We begin with a simple-to-state but important problem: how to define middleware that allows the programmer to think of a distributed application largely as a centralized one, while maintaining efficiency and expressiveness. Our NRMI middleware facility is the first to support call-by-copy-restore semantics for arbitrary pointer-based data, letting the programmer think of a remote procedure call much like a local one in many useful cases. We show that NRMI is significantly easier to use than traditional RPC middleware, yet maintains efficiency and full programmer control.

If we take the task of simplifying distributed programming to the extreme, we encounter systems that allow unsuspecting programs to execute in a distributed environment. Typically such systems use program generation extensively. We briefly present our J-Orchestra system for automatically enabling Java programs to execute in a distributed setting. We then discuss the impact that the J-Orchestra program transformation techniques have had on a large open-source project (JBoss).

Staged Programming Walid Taha

Multi-stage programming is a paradigm for writing generic programs that do not pay a runtime overhead. The key underlying technology is program generation. In addition, languages designed to support this paradigm (such as MetaOCaml) help the programmer avoid many of the difficulties that are traditionally encountered in developing program generators. These lectures will introduce you to the basics of this paradigm as well as of programming in MetaOCaml. Numerous examples will be used to illustrate the practice of multi-stage programming.

Fault Tolerant Computing David August

As chip densities and clock rates increase, processors are becoming more susceptible to intermittent faults caused by external events such as background radiation.
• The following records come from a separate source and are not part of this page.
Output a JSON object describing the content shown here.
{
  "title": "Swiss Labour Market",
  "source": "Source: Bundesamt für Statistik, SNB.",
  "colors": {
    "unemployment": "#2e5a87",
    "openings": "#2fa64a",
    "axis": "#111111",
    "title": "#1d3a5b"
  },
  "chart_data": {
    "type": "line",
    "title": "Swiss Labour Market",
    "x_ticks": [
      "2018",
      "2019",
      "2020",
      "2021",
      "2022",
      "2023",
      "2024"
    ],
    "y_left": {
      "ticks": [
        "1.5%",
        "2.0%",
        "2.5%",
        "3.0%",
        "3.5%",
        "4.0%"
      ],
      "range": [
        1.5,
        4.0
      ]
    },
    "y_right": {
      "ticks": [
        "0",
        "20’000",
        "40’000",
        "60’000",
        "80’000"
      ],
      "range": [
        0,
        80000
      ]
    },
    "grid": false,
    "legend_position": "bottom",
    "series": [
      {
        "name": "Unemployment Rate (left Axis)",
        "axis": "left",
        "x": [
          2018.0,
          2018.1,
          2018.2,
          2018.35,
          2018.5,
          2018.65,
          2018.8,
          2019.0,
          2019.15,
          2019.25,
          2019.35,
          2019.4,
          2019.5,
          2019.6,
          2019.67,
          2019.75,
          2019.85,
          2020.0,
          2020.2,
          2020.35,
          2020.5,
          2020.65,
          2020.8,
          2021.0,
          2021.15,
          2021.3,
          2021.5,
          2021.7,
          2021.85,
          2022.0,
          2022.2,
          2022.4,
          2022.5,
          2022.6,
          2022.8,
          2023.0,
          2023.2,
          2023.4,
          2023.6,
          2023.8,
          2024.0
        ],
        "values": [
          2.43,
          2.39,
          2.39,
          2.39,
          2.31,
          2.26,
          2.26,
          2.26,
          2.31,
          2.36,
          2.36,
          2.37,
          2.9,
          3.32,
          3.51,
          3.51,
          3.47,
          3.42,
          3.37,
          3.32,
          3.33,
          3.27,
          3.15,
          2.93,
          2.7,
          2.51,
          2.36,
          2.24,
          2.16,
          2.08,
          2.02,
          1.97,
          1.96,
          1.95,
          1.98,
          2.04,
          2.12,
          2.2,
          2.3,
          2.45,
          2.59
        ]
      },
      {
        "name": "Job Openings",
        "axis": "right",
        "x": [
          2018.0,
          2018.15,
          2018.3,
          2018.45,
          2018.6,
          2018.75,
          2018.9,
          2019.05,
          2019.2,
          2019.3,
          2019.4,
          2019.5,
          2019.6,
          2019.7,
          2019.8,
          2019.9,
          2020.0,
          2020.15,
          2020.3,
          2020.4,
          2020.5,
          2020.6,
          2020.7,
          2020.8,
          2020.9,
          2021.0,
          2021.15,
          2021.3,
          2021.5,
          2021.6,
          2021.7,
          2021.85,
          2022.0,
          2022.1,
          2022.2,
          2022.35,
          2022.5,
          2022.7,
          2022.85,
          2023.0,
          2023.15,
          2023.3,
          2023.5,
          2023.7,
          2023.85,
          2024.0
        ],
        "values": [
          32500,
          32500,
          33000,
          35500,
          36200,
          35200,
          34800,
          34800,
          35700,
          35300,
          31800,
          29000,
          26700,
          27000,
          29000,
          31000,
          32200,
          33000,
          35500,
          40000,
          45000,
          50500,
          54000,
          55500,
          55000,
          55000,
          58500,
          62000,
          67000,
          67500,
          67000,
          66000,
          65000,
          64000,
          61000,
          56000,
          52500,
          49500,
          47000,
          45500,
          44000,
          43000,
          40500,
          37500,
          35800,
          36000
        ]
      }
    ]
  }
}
These faults, called transient faults, do not cause permanent damage but may alter computation or state, resulting in incorrect program execution. Computer scientists must now learn to build reliable systems from unreliable components. In this track, we will explore the nature of transient faults and of mechanisms designed to protect against them. We will examine the role languages and compilers may play in creating radiation hardened programs. We will also consider new opportunities made possible by languages which embrace potentially incorrect behavior. We will evaluate these ideas both empirically, by running experiments, and theoretically, by using formal methods to prove properties of fault-tolerant software.

Scalable Defect Detection Manuvir Das, Daniel Wang, Zhe Yang

Software in the real world has two characteristics that make automated program analysis difficult to apply: First, programs are large enough that scalability is of critical importance (anything super-linear in practice is out of the question). Second, programmers work against tight deadlines and are loathe to invest time examining defect messages that are not derived from actual executions. Therefore, accuracy is equally important.

We in the Program Analysis Group at Microsoft have spent the last few years overcoming these challenges, using two techniques: The first technique is to perform a combination of weak but fast global analysis everywhere and precise but slow analysis in a few, automatically determined, regions of the code. The second technique is to require programmer added interface annotations of function pre-conditions and post-conditions, followed by strong modular analysis to validate the code. The technique is strengthened through the use of weak global analysis to automatically infer many of the interface annotations.

In this series of lectures, we will cover the analysis principles and techniques behind our solutions, practical choices made along the way, and empirical results. We have used our tools to find tens of thousands of defects that have been fixed by programmers during development of currently available products.